A glioblastoma is a form of rapidly progressing brain cancer currently treated with surgery, radiation, and chemotherapy. Despite these available treatments, the life expectancy for patients after diagnosis is around 15 to 16 months. An emerging field in cancer research is repurposing viruses to specifically target cancer cells, in hopes of finding more effective treatments to brain cancer.
Quinn Storozynsky, a fifth-year PhD student working under supervisor Mary Hitt, is using a mutated virus to infect and kill tumour cells. The research is currently undergoing pre-clinical trials in mice with glioblastomas, but Storozynsky is encouraged by their results so far.
Despite typically being associated with causing disease, Storozynsky assured viruses make for useful vectors in cancer therapy because of their genetic modifications. These mutated viruses — once used to eradicate smallpox — target cancer cells instead of healthy cells.
“If the cancer cells are a better environment for our virus to grow and replicate in, it will grow to the point where it literally produces so much of itself… the cancer cell explodes and releases more of the newly produced virus particles to adjacent cancer cells,” Storozynsky explained.
In this way, he hopes to see the virus — when used in combination with radiotherapy — propagate itself through the tumour and eventually destroy it.
He also explained how oncolytic viruses are unique from currently used cancer therapies. According to Storozynsky, where other cancer therapies may not be as effective in targeting tumour cells, viruses can offer a solution.
“Cancer cells are tricky; they are trying to hide themselves from your immune system so they can grow and that’s not good — we don’t want that,” Storozynsky said. “If you’re using a virus, you can actually induce an anti-tumour immune response and that’s another characteristic other therapies don’t have.”
Viruses are able to bring cancer cells to the attention of the immune system — however, the virus itself is weakened to avoid causing disease in the patient.
“It’s a two-pronged approach: you are both directly killing the cancer cells using a virus but also indirectly you’re activating the host immune system to attack the cancer, which is very interesting to me,” Storozynsky stated.
Despite available treatments, life expectancy remains low and less than five per cent of patients survive more than five years after diagnosis. Storozynsky believes these statistics reflect the importance of innovation in cancer treatment research.

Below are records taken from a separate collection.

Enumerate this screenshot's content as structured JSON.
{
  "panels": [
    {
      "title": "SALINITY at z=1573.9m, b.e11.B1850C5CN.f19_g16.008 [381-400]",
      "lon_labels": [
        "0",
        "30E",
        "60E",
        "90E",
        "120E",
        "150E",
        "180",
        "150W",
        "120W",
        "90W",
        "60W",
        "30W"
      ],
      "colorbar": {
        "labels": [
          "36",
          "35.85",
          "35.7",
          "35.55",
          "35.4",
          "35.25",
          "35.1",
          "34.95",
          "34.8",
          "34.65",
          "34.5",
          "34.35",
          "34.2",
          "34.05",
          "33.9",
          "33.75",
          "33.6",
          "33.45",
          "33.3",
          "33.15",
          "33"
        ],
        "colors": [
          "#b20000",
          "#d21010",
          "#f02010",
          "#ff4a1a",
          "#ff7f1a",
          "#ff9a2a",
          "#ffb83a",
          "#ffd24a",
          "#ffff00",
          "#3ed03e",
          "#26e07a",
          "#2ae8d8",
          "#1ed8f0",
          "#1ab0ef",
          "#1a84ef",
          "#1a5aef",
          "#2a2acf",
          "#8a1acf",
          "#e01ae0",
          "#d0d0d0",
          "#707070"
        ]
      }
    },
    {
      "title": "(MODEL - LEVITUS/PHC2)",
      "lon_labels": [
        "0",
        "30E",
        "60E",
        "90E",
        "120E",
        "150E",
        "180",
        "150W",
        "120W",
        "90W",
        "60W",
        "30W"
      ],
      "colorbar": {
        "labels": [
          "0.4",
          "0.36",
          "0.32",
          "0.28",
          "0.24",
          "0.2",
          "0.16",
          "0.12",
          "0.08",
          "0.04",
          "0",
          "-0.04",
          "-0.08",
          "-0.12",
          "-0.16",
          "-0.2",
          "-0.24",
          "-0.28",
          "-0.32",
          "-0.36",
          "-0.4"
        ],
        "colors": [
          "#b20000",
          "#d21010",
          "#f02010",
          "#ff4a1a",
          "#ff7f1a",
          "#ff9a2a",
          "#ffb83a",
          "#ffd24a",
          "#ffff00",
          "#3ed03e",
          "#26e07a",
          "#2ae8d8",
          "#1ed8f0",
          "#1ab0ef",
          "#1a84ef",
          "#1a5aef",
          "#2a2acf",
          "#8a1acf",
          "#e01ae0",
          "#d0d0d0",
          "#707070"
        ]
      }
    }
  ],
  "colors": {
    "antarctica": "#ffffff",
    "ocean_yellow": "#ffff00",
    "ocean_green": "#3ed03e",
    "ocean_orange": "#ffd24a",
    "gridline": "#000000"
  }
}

“For glioblastoma, there’s a huge need for novel therapeutic approaches just because the best we have right now isn’t really working,” Storozynsky said.
Although this will be his last year working on the project, he hopes his published work will gain traction in the field and other researchers will improve on their findings for the benefit of cancer patients.
“Oncolytic viruses are a great novel approach and the more I learn about [them] the more excited I am, because there are people [who] are modifying things, combining it with [other therapies] and getting even better results,” Storozynsky said. “I think it’s a promising field for sure.”